Hi, @drpaneas, I didn’t ignore your reply, just been a bit hectic lately!

No experience :smile:!

I would be surprised if the creation of a socket creates a real file in the filesystem. Most (if not all) files in the /sys and /proc directories are “virtual” files. Just like how Python takes object-oriented programming to the max and says “everything is an object”, the *nix analogy is that “everything is a file.”

Reading from or writing to these virtual files doesn’t actually touch the disk; the operating system interprets IO to/from these files specially. For example, the command cat /dev/zero > /dev/null will run forever. It reads data from the /dev/zero pseudo-device (which always “reads” arrays of bytes whose values are all zero) and dumps it into the /dev/null pseudo-device (which accepts any writes and just discards the data).

When you create a socket, it’s probably exposed through the VFS as a file, but it’s not an actual file written to the disk, so the bottleneck of writing to the disk doesn’t apply.

Regarding your question about using more than 12 goroutines on a 12-core server, the TL;DR answer is: The number of goroutines you should use is (usually*) not dependent on the number of physical or virtual cores on your server.

I am not intimately familiar with Linux’s (or any OS’s) network drivers/stack, so I don’t know if sockets can be opened in parallel or not, but I want to say that the idea of goroutines is not really about parallelism, it’s about concurrency:

Just like how in C#, Tasks are not necessarily about parallelism- They’re a way to make efficient use of OS resources (e.g.
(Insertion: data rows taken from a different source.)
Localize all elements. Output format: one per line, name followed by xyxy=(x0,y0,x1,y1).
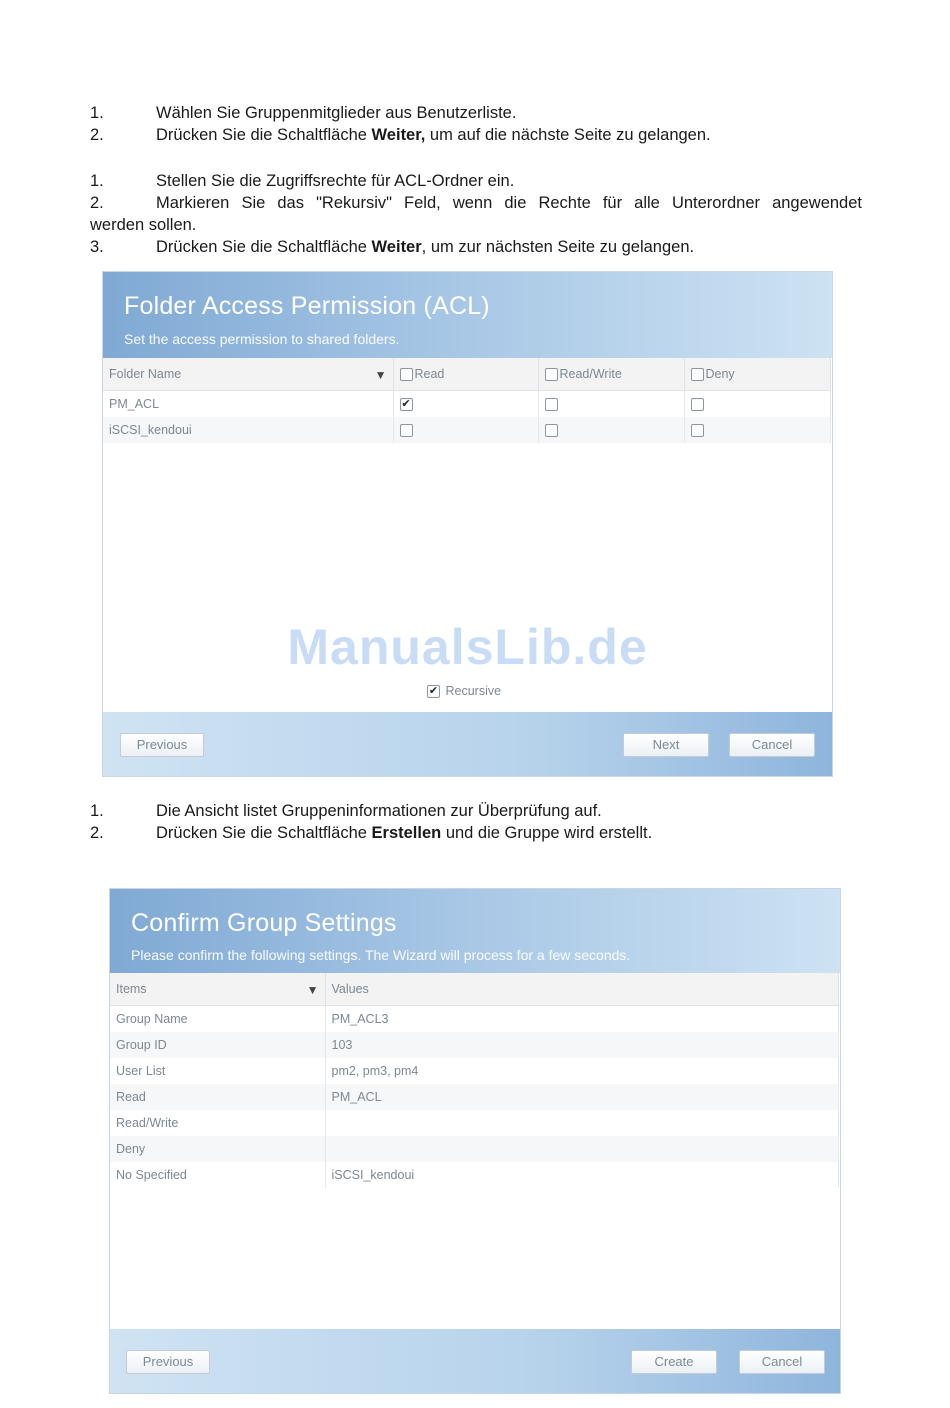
list-text-post: und die Gruppe wird erstellt. xyxy=(441,824,653,842)
table-header-row xyxy=(110,973,838,1006)
panel-header xyxy=(110,889,840,973)
value-cell: PM_ACL3 xyxy=(325,1006,838,1033)
list-item xyxy=(90,124,862,146)
list-text-bold: Weiter xyxy=(371,238,422,256)
panel-subtitle: Set the access permission to shared folders. xyxy=(124,331,400,347)
value-cell: iSCSI_kendoui xyxy=(325,1162,838,1188)
list-number: 1. xyxy=(90,104,104,122)
table-row xyxy=(110,1110,838,1136)
create-button[interactable]: Create xyxy=(631,1350,717,1374)
panel-header xyxy=(103,272,832,358)
instruction-list-1 xyxy=(90,102,862,146)
column-header-read[interactable] xyxy=(393,358,538,391)
filter-icon[interactable]: ▼ xyxy=(374,367,387,382)
list-item xyxy=(90,170,862,192)
column-header-values[interactable] xyxy=(325,973,838,1006)
checkbox-recursive[interactable]: ✔ xyxy=(428,685,439,698)
list-text-bold: Weiter, xyxy=(371,126,426,144)
list-text-post: um auf die nächste Seite zu gelangen. xyxy=(425,126,711,144)
list-text-post: , um zur nächsten Seite zu gelangen. xyxy=(421,238,695,256)
next-button[interactable]: Next xyxy=(623,733,709,757)
checkbox-select-all-readwrite[interactable] xyxy=(545,368,558,381)
list-text-line2: werden sollen. xyxy=(90,216,197,234)
checkbox-readwrite[interactable] xyxy=(545,398,558,411)
item-cell: Deny xyxy=(110,1136,325,1162)
recursive-option[interactable] xyxy=(427,684,501,698)
readwrite-cell xyxy=(538,391,684,418)
item-cell: Read xyxy=(110,1084,325,1110)
instruction-list-2 xyxy=(90,170,862,258)
list-item xyxy=(90,236,862,258)
table-row xyxy=(110,1136,838,1162)
column-label: Read xyxy=(414,366,445,381)
column-label: Folder Name xyxy=(109,366,182,381)
list-item xyxy=(90,192,862,236)
list-text-pre: Drücken Sie die Schaltfläche xyxy=(156,824,372,842)
list-text-pre: Drücken Sie die Schaltfläche xyxy=(156,126,372,144)
list-number: 2. xyxy=(90,824,104,842)
list-text-line1: Markieren Sie das "Rekursiv" Feld, wenn die Rechte für alle Unterordner angewendet xyxy=(156,194,862,212)
cancel-button[interactable]: Cancel xyxy=(729,733,815,757)
item-cell: Group Name xyxy=(110,1006,325,1033)
list-number: 2. xyxy=(90,194,104,212)
list-number: 3. xyxy=(90,238,104,256)
filter-icon[interactable]: ▼ xyxy=(306,982,319,997)
table-row xyxy=(103,391,830,418)
checkbox-readwrite[interactable] xyxy=(545,424,558,437)
list-number: 2. xyxy=(90,126,104,144)
checkbox-deny[interactable] xyxy=(691,398,704,411)
item-cell: Read/Write xyxy=(110,1110,325,1136)
column-label: Read/Write xyxy=(559,366,622,381)
table-row xyxy=(103,417,830,443)
list-number: 1. xyxy=(90,172,104,190)
item-cell: User List xyxy=(110,1058,325,1084)
checkbox-deny[interactable] xyxy=(691,424,704,437)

OS-level threads) by multiplexing multiple tasks on the same OS thread (whenever an operation needs to block, you await it, which is a way to pass control back to the CLR to schedule another task on the thread), and in Python’s asyncio module and in Node, there’s an event loop that runs unblocked code and delegates blocking operations to some other resource (sometimes? a thread).

For better or worse, in Go, I use goroutines the same way I use tasks in C# except that you don’t have to worry about CPU- vs. I/O- intensive operations and whether it should run in Task.Run or not, or if a function is async vs. synchronous. Those issues go away in Go and the question instead becomes about concurrency: “Does C require B and does B require A or can I do A and B at the same time and I only need the result of both for C?”

* There are times that taking the physical hardware of the computer into account is beneficial: If you’re executing a mathematical operation over a large data set, it might make sense to subdivide that operation into multiple chunks to better utilize your hardware and it might make sense to limit the number of chunks based on the number of (probably physical) cores. In your use case, though, I do not believe you will get significant differences in performance characteristics by increasing or limiting your number of goroutines to your physical or virtual core count.

This topic was automatically closed 90 days after the last reply. New replies are no longer allowed.